This past week I spent several days in Homer, the little N. Louisiana town where I grew up. I went there to attend my 50th high school reunion, and once I got used to the idea that I actually graduated that long ago, I began looking forward to the event.
Almost as soon as I arrived at the afternoon gathering which opened the festivities, I learned that 11 of my 48 classmates were dead, 2 from suicide. Then I talked with another classmate to whom I was particularly close, and I asked about his older brother. He spoke in hushed tones: “Oh, he’s been dead for 30 years. He killed himself.” Welcome to Reality Reunion. I wondered if this percentage of losses was normal, or if we were particularly prone to death–at least the men in our class, for 10 of the deceased were men.
My classmates were grown-ups. They were (mostly) not playing games or being shy or competing. They were just who they are, and glad to be there with one another. The beauty queens were still pretty, if a bit thicker at the waist. Some of us nerds had blossomed into more attractive adults. People mainly had stayed married, many to hometown friends. One woman I knew well had had a stroke and needed to remain seated. Another who had been my college roommate had had a double mastectomy and had almost died a couple of years ago from a blood clot racing to her heart. The top student in our class looked great–he had become a doctor, board certified in two specialties. But his wife barely made it to the reunion. She was suffering from a neurological disease which almost killed her last year, he said. She looked pale and drawn. He reminded me that in high school he and I “had been competitive.”
Maybe we had. I didn’t remember it that way. And now, what did it matter? My classmates and I laughed and talked, lost in memories, There was nostalgia and real joy, and yet all the talk seemed somehow laced with a nervous hum.
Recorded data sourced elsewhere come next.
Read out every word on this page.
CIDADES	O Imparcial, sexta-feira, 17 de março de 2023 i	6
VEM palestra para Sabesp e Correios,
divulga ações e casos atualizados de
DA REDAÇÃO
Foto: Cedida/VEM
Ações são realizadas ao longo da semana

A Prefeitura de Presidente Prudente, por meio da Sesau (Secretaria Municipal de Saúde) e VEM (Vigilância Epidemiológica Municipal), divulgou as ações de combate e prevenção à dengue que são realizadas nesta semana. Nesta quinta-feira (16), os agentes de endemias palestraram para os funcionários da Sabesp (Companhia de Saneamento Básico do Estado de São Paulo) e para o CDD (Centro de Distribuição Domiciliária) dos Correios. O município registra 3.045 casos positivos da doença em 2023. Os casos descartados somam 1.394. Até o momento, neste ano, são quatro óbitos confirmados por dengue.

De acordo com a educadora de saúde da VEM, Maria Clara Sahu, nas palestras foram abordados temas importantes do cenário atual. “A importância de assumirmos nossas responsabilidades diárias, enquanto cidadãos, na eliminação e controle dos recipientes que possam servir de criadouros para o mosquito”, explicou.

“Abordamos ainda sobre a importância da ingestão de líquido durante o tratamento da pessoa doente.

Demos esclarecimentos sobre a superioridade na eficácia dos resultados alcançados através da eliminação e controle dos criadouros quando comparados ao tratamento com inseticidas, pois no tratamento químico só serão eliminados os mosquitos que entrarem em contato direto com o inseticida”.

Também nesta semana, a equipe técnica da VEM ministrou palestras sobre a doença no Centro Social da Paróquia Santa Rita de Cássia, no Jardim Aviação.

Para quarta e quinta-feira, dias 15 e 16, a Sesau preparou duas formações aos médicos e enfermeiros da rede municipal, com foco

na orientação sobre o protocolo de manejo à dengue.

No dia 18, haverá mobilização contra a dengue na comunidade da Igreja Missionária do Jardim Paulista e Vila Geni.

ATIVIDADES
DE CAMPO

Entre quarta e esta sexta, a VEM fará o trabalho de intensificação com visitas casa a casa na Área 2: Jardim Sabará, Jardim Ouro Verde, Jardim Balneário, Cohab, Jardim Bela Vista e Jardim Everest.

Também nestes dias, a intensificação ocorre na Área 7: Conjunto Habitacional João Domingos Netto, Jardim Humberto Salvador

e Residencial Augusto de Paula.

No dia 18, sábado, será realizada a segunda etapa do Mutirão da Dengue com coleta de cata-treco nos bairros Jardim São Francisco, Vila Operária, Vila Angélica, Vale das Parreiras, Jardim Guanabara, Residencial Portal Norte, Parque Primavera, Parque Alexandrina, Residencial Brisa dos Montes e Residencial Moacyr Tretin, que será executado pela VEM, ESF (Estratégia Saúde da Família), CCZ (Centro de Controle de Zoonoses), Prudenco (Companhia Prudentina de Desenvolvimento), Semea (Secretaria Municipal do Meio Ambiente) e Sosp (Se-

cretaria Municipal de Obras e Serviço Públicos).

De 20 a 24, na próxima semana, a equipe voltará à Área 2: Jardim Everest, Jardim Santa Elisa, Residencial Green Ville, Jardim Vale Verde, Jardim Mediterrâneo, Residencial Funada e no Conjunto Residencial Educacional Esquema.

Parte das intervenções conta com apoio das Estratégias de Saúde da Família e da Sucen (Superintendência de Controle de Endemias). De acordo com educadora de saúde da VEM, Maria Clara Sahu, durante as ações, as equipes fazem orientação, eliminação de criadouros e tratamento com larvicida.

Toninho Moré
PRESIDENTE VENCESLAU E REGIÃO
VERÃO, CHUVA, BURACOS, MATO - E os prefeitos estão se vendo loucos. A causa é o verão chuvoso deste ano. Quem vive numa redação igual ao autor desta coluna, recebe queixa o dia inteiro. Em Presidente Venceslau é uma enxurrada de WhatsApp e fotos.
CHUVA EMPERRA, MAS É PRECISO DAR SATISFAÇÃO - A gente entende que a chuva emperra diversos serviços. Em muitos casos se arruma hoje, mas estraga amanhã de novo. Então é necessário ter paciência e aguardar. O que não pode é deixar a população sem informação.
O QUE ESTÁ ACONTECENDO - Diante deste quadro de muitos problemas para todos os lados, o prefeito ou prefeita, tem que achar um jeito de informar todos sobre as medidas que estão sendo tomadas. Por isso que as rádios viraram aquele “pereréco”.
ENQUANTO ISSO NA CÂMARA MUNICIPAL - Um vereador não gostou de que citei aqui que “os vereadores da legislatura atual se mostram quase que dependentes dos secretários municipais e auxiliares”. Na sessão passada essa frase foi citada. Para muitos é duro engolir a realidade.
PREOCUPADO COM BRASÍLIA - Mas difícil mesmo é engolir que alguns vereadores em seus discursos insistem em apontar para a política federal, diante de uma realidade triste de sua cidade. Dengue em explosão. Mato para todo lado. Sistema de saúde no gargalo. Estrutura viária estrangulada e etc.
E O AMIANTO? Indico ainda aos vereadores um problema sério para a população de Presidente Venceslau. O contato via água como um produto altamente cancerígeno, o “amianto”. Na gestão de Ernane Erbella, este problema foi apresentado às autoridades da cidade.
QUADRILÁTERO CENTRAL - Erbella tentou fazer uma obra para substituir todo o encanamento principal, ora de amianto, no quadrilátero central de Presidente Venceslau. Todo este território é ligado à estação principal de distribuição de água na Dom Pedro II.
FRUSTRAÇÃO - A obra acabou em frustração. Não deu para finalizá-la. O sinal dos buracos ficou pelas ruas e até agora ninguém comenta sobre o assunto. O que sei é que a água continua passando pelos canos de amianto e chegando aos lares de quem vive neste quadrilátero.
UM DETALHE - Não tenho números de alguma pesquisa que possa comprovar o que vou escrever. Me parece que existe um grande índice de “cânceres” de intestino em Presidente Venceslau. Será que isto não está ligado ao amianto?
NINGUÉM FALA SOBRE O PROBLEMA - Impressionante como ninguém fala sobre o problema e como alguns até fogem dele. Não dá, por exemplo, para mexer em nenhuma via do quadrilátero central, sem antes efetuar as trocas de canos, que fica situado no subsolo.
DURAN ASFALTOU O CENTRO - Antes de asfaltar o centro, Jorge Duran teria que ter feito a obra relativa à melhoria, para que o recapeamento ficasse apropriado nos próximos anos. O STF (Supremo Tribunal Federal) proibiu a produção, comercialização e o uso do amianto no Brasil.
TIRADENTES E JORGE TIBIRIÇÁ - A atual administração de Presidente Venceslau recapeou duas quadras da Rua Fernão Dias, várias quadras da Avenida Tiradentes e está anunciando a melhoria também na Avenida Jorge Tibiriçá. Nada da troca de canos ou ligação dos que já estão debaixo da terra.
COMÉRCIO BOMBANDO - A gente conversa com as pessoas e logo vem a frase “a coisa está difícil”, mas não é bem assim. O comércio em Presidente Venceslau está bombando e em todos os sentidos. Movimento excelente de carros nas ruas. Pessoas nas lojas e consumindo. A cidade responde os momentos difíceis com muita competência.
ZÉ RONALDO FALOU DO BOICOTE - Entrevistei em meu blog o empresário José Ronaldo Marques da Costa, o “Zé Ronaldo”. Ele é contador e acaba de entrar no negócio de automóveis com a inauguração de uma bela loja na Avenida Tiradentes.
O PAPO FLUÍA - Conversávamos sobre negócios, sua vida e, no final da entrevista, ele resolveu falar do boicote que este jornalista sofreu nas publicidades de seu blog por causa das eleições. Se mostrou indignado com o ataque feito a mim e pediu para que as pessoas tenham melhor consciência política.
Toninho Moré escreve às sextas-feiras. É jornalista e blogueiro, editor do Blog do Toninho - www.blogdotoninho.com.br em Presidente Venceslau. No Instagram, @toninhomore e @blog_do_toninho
We were all standing on the edge of time, and we knew it.
The slights were recalled: the time I was left out of the pallet party, the way I always sat on the end when our group went to the movie, the fact that I never, never had a date, not even to the prom. It didn’t matter. Many dreams had been dashed, mine and theirs, sooner or later. We had all suffered, and we would all suffer still more. And each of us would die. We had each had our little triumphs, our moments of joy. Each had taken a.different path, some more exalted than others, and yet each had in common, this keen sense of mortality. We came together for this brief time, we touched, and all was forgiven.
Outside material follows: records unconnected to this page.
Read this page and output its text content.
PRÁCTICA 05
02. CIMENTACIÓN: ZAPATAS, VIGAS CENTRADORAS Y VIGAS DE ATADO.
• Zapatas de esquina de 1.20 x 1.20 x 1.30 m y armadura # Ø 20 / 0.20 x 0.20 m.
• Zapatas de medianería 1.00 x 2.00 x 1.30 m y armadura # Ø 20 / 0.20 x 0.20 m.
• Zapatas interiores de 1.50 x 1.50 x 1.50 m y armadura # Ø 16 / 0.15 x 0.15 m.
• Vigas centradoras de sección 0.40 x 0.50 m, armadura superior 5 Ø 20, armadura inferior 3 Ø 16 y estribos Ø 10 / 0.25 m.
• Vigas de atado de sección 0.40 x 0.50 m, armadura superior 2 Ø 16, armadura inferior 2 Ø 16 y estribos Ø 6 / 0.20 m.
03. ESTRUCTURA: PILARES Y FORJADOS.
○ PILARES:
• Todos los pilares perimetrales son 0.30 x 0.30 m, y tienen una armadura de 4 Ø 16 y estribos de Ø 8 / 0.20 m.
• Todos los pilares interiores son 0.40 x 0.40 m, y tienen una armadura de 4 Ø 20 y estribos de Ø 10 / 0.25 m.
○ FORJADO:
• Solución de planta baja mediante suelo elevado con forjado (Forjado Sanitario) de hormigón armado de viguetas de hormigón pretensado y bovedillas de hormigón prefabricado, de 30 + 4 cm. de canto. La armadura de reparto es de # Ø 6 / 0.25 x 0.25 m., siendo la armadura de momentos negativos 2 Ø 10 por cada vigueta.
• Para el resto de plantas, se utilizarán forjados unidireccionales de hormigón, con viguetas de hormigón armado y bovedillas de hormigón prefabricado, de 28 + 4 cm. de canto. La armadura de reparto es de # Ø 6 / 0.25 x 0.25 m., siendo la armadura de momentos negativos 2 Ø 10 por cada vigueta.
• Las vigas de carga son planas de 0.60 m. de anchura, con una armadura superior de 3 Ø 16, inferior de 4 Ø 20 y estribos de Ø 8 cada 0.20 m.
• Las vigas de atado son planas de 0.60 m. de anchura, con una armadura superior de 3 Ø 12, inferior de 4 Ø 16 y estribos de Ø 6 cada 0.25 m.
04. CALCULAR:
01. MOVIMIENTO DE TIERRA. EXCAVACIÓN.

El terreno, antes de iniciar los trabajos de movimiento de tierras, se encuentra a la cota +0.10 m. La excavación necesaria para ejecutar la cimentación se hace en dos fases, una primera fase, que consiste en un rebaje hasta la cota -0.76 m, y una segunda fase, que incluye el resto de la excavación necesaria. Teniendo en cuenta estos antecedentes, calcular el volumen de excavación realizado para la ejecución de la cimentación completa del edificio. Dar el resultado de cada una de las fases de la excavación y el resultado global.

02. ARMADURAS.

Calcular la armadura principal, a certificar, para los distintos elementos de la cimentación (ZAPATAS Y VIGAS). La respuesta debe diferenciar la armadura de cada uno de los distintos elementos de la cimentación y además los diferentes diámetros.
So you can’t go home again. There’s no margin in doing so, for that home is frozen in time, is merely memory, and no longer exists, as soon as you step out of that page of your life. You bring this new self, your changed self, back into that remembered time, and you smile. You wish you had known then what you know now: we’re all afraid that we’re not enough. In those trying high school years, each of us needed a little bit of kindness, some affirmation. We still do. It’s never too late.